ALBUQUERQUE, N.M. (AP) — A push for more states to restrict law enforcement from seizing cash and property from people during traffic stops is aligning the likes of conservative billionaire Charles Koch and the American Civil Liberties Union, known for championing many liberal causes.
Both contend the practice known as civil asset forfeiture has come to represent an overused law enforcement tactic that violates citizens’ private property rights, especially when there’s insufficient evidence of a crime.
The unusual common ground between the two groups — who are opposed on most political issues — brought them together on the same stage Wednesday night as the Charles Koch Institute hosted a forum in Albuquerque to discuss a New Mexico law enacted this year that reins in the ability of police to seize property. They consider the law a national model for reform because it requires authorities to obtain a criminal conviction before allowing officers to seize a person’s property.
For Koch and his conservative think tank, the spotlight on civil asset forfeiture comes as his Koch Industries makes a broader push to overhaul the criminal justice system and lobby for changes, like legislation that would adjust federal sentencing guidelines and reduce prison populations. Those efforts have aligned Koch — best known with his brother David for pouring hundreds of millions of dollars into backing conservatives and libertarian causes — with rivals on the left who are staunch supporters of President Barack Obama.
“You know something’s a good idea if everyone except law enforcement agencies that are profiting from these programs believes this is a good idea,” said Steven Robert Allen, a policy director for ACLU in New Mexico.
New Mexico now has one of the toughest laws in the country in restricting how and when police can take people’s assets during traffic stops. Before it took effect in July, law enforcement could seize items from people without charging or convicting them if they could present convincing evidence the property was related to a crime. The burden of proof was placed on the property owner to have the assets returned.
Similar practices are still the case in most states and under federal law.
In one case several years ago, a 60-year-old man and his grown son sued for the return of $17,000 in cash confiscated during a traffic stop in Albuquerque while en route to Las Vegas. Local police pulled them over in their rental car for an improper lane change and notified U.S. Homeland Security officers, who seized the cash.
Stephen Skinner and his son Jonathan Breasher planned to spend the money during their trip and to help a relative with house repairs. They were never charged with a crime. In 2012, the ACLU of New Mexico reached a settlement with the U.S. government to reclaim the money on behalf of the men.
Now, law enforcement in New Mexico must wait to claim cash and auction off seized assets until prosecutors win a criminal conviction against a defendant. Minnesota and Montana have laws similar to New Mexico’s.

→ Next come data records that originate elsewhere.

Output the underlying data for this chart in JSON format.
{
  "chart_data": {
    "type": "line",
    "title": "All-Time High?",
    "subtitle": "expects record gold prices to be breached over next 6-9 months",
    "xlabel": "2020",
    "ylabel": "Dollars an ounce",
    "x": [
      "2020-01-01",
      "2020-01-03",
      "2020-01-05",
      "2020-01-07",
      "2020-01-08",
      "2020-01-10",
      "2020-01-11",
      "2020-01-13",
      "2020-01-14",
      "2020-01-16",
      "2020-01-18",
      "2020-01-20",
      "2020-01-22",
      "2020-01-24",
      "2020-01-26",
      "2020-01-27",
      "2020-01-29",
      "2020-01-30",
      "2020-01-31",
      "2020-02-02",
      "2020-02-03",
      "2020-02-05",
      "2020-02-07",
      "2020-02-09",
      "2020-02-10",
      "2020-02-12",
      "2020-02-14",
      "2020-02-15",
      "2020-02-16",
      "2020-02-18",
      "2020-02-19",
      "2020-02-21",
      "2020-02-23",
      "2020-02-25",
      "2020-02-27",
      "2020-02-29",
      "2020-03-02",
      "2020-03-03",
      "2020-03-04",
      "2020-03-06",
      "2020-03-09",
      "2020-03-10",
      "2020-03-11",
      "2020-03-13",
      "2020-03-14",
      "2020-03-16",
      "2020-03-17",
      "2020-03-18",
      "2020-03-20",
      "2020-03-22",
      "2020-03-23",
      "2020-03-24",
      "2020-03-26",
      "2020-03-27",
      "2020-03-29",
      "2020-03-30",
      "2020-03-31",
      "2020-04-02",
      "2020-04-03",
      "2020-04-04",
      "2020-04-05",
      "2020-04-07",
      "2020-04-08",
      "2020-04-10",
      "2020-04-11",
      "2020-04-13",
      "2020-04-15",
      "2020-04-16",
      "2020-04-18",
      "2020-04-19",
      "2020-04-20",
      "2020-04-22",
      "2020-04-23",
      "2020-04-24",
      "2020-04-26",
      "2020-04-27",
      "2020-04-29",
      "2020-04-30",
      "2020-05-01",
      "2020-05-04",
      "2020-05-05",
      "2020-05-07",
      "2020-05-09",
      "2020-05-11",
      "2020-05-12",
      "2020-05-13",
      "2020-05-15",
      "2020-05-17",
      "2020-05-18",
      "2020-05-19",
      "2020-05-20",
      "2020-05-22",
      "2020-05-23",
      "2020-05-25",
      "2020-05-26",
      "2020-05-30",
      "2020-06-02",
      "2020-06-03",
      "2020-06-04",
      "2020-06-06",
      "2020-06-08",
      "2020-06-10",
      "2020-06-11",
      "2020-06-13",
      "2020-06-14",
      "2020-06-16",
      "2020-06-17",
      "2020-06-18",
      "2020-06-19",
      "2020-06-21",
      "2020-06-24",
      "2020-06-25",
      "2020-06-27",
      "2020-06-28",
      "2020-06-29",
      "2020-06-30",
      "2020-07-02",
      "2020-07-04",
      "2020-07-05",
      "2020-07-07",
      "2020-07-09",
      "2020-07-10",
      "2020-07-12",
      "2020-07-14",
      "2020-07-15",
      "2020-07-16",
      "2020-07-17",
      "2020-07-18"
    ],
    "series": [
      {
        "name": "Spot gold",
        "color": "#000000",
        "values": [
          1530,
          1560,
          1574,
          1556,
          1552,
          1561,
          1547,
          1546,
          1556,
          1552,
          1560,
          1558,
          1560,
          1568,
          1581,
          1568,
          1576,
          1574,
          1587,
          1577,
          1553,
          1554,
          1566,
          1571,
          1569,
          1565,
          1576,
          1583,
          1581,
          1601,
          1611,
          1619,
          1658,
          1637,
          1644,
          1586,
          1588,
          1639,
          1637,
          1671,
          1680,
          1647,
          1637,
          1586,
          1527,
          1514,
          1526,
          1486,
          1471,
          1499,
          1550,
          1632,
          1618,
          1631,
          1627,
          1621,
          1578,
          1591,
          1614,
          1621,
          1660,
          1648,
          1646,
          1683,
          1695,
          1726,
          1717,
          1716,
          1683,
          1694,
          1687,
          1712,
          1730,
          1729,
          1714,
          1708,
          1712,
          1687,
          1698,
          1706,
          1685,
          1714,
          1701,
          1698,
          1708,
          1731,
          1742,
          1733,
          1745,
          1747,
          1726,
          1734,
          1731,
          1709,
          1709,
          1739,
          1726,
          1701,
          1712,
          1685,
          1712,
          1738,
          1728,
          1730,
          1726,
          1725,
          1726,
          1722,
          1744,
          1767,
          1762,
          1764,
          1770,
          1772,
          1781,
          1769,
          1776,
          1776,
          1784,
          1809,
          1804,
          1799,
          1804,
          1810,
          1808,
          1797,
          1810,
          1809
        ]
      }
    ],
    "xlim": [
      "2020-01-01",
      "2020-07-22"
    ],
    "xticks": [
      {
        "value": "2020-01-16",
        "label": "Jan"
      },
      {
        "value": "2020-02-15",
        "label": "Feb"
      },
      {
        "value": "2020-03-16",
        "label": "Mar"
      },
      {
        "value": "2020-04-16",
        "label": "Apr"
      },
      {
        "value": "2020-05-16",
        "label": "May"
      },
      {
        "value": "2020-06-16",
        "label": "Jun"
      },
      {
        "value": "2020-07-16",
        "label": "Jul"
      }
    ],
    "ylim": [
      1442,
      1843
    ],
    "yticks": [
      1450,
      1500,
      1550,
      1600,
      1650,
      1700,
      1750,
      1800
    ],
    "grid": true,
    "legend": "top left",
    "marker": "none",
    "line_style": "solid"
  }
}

Law enforcement officials defend civil asset forfeiture as a way to weaken lucrative criminal operations while funding crime-fighting efforts by auctioning off assets seized during searches and investigations.
San Juan County Sheriff Ken Christesen in northern New Mexico said his agency never profited from seized items unless a person was convicted of a crime. Still, he believes the new law is costly and flawed — a point with which the New Mexico Sheriffs Association agrees. The measure gives criminals an edge, allowing drug syndicates to build up assets, Christesen said.
“The end result of this is the cartels are going to ramp up their money laundering and cash exchanges in the state of New Mexico tenfold,” he said.
The Charles Koch Institute and the ACLU see it differently, believing the laws violate people’s rights and create mistrust of law enforcement.
In New Mexico, money from property seized during drug busts and investigations provided law enforcement agencies with roughly $24.5 million in spending since 2008, according to the Koch Institute.
“Right now, there’s a real problem of mistrust between communities and law enforcement. There are a lot of reasons for that and I think civil asset forfeiture policies are part of it,” said Vikrant Reddy, a senior researcher at the Charles Koch Institute. “This is an exceptionally dysfunctional aspect of the criminal justice system.”